Monthly Archives: November 2013

Weary?

How many of us can say we have never experienced the emotion of being weary? How many of can say you are too familiar with this emotion? I suspect we have all been weary at one time or another. I suspect we have also been weary for different reasons. I’ve been weary from all the doctor’s visits. I’ve been weary of being sick in bed for more than three days. I’ve been weary from thinking about all the things I have and need to do knowing I don’t have enough energy to do them. I’ve been weary just thinking that there is no end or solution in sight for me. I’ve been weary of trying too hard and seemingly getting nowhere for all my efforts. I’ve been weary from giving all I have when it seems no one else gives or cares. I’ve also felt weary for no particular reason.

All of these feelings belong to me. They may be justified in some cases, and in others they are a result of emotions running amok. Whatever the reason, justified or not, for me the feeling is real, with or without a reason, I still feel weary.

To get beyond feeling weary, a person must know why they are feeling that way. I know I often feel weary because of depression. It’s a difficult beast to battle, but if I don’t get the depression under control, I can’t get over feeling weary. If I’m feeling weary because I’m looking for an answer that isn’t coming fast enough, I need to look at why and then change things such as my doctor, or have a very frank discussion with them and let them know how I feel. Perhaps there are reasons I don’t know about and this discussion will allow me to gain insight. If I’m feeling weary because I feel unappreciated, I need to find my voice and let those involved know. It won’t change unless I help them understand. Whatever the reason for a person feeling weary, they have to be the one to initiate the change in their life.

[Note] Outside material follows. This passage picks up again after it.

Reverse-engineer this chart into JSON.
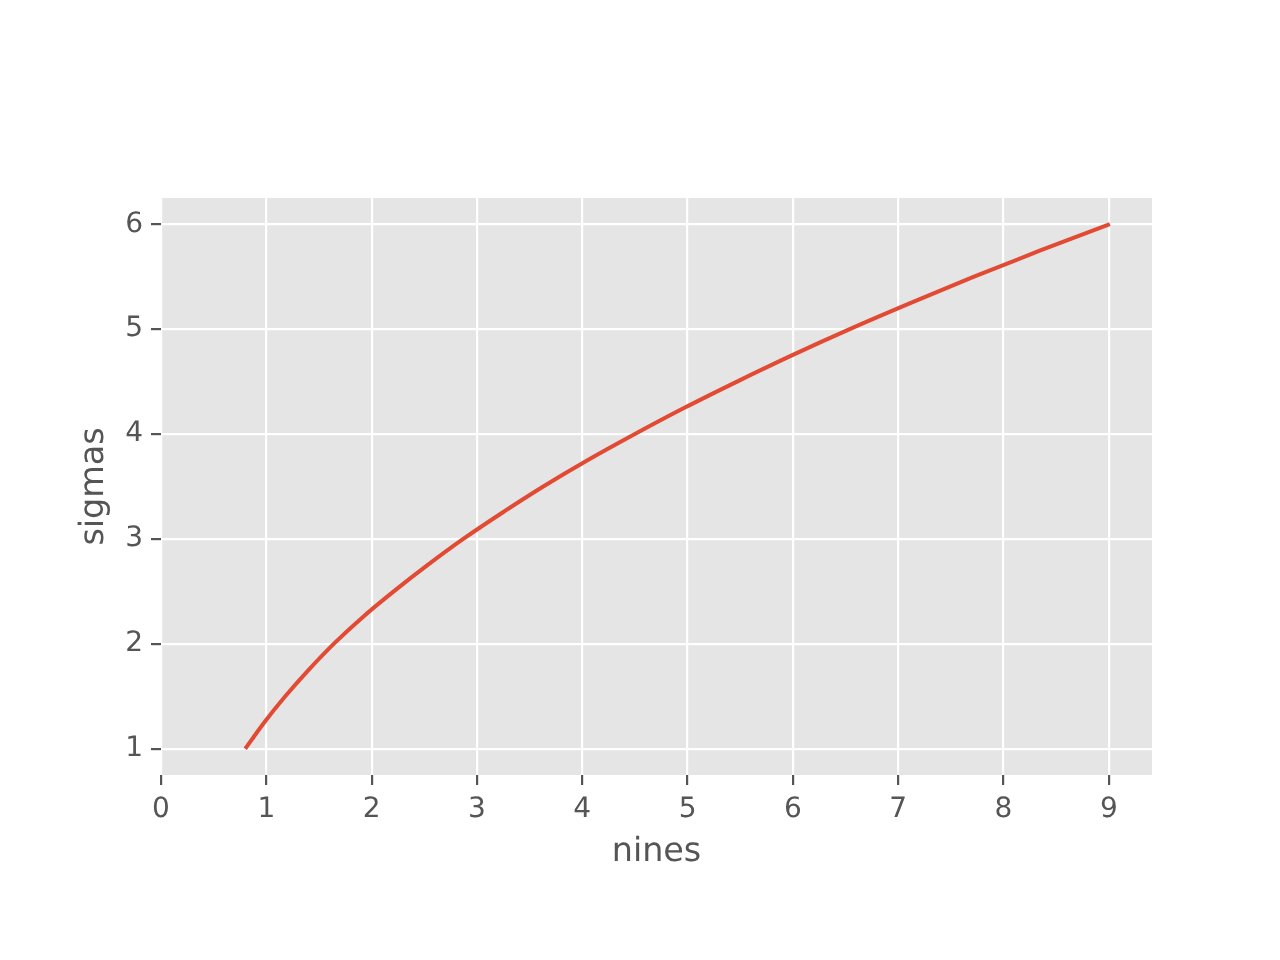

I remember my Grandmother saying she felt weary. At the time I thought she meant she was just tired. I understand now it was so much more than that. My Grandfather’s health was precarious and this put much more responsibility on my Grandmother. I’m sure she was weary of that at times.

I expect first responders often feel weary. Surely those who responded to the 9-11 tragedy felt weary. I am sure our soldiers overseas feel weary and want nothing more than to come home and see their families. I’m certain that those fighting terminal illnesses feel weary and often want to give up. I, too, have known weariness as I’m sure most of you have. We feel it at different levels, at different times, and for different reasons. Being weary is beyond being tired, it is something felt deep in the bones all the way to the soul.

I feel weary at times and don’t even know why. It’s not a feeling of being tired nor is it a feeling of being depressed. This feeling goes to my core. The best way I can describe it is being tired of everything, feeling overwhelmed, underappreciated, pulled a million different ways, and seeing no way out. I eventually get over it, sometimes by working my way through it and sometimes by just letting a little time go by. I don’t recommend the last option. In most cases, feeling weary has a reason(s) and the reason(s) need to be addressed or they just surface again at a later date.

Feeling weary isn’t a bad thing. We all feel it from time to time. If we know why we feel weary we are able to address it, if it needs addressing. That is an individual choice. I know that in some cases, for me anyway, the weariness won’t go away until I take action in that direction. In other cases, time is what will make the difference. The problem for me is in knowing when to act and when to let time take care of my weariness.